Pershing Gold Closes Bought Deal of US$7.8 Million and Private Placement of US$6.8 Million
LAKEWOOD, Colo., Dec. 19, 2017 /PRNewswire/ -- Pershing Gold Corporation (NASDAQ:PGLC), (TSX:PGLC), (FWB:7PG1) ("Pershing Gold" or the "Company"), an emerging Nevada gold producer, today announced the closing of an underwritten public offering of 2,794,500 shares of its common stock at a price of US$2.80 per share which includes warrants to purchase up to 1,117,800 shares of its common stock and full exercise of the underwriters’ over-allotment option.
Concurrently with the public offering of common stock and warrants, the Company has closed a private placement of an aggregate of 2,347,236 shares of its common stock and warrants to purchase 938,891 shares at the same price as the shares of common stock and warrants sold to the public in the public offering (with the exception of one director, who purchased shares and warrants at a higher price in compliance with Nasdaq rules).
The gross proceeds from the public offering and private placement, before deducting underwriting commissions, placement fees and other estimated offering expenses payable by Pershing Gold, will be approximately US$14.6 million.
The Company intends to use the proceeds from the public offering and the private placement to advance its Relief Canyon project, including pre-construction and development and exploration drilling to expand mineralization at Relief Canyon and/or for general corporate purposes.
“We are excited to successfully complete this public offering, which will allow us to further advance development and exploration of our Relief Canyon project”, commented Pershing Gold’s President and Chief Executive Officer, Stephen Alfers.
Canaccord Genuity Corp. (“Canaccord Genuity”), BMO Nesbitt Burns Inc. (“BMO Capital Markets”) and Cantor Fitzgerald Canada Corporation (“CFCC”) acted as joint-bookrunners of the public offering.
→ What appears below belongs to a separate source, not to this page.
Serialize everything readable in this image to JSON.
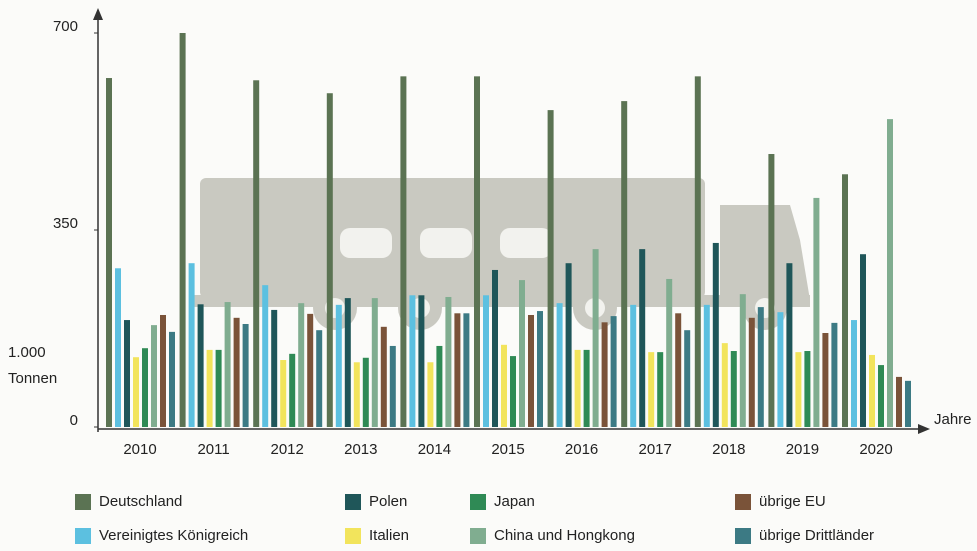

The public offering was made in the United States through Canaccord Genuity, BMO Capital Markets and CFCC's U.S. affiliates, Canaccord Genuity Inc., BMO Capital Markets Corp. and Cantor Fitzgerald & Co., pursuant to a final prospectus supplement and the accompanying prospectus under the Company’s effective shelf registration statement on Form S-3 (File No. 333-211910) that was filed with the United States Securities and Exchange Commission (“SEC”) and declared effective by the SEC on June 29, 2016, and in Canada pursuant to a prospectus supplement to the Company's (final) short form base shelf prospectus dated March 14, 2017, filed with the securities regulators in each of the Provinces of Canada other than Quebec.
Copies of these documents are available at www.sec.gov and www.sedar.com, respectively.
In obtaining the approval of the Toronto Stock Exchange of the offerings, the Company relied on the exemption set forth in Section 602.1 of the TSX Company Manual available to "Eligible Interlisted Issuers", since the Company’s common stock are also listed on the NASDAQ Global Market and had less than 25% of the overall trading volume of its listed securities occurring on all Canadian marketplaces in the twelve months immediately preceding the date on which application was made to TSX to approve the offerings.
About Pershing Gold Corporation
Pershing Gold is an emerging gold producer whose primary asset is the Relief Canyon Mine in Pershing County, Nevada. Relief Canyon includes three historic open-pit mines and a state-of-the-art, fully permitted and constructed heap-leach processing facility. Pershing Gold is currently permitted to resume mining at Relief Canyon under the existing Plan of Operations.
Pershing Gold's landholdings cover approximately 25,000 acres that include the Relief Canyon Mine asset and lands surrounding the mine in all directions. This land package provides Pershing Gold with the opportunity to expand the Relief Canyon Mine deposit and to explore and make new discoveries on nearby lands.
Pershing Gold is listed on the NASDAQ Global Market and the Toronto Stock Exchange under the symbol PGLC and on the Frankfurt Stock Exchange under the symbol 7PG1.
This press release contains "forward-looking statements" within the meaning of the Private Securities Litigation Reform Act of 1995 regarding the anticipated use of proceeds of the offerings. These forward-looking statements are subject to risks and uncertainties that may cause actual results to differ materially, including market conditions, risks associated with the cash requirements of our business and other risks detailed from time to time in our filings with the SEC, and represent our views only as of the date they are made and should not be relied upon as representing our views as of any subsequent date. We assume no obligation to update any forward-looking statements contained or reference in this press release.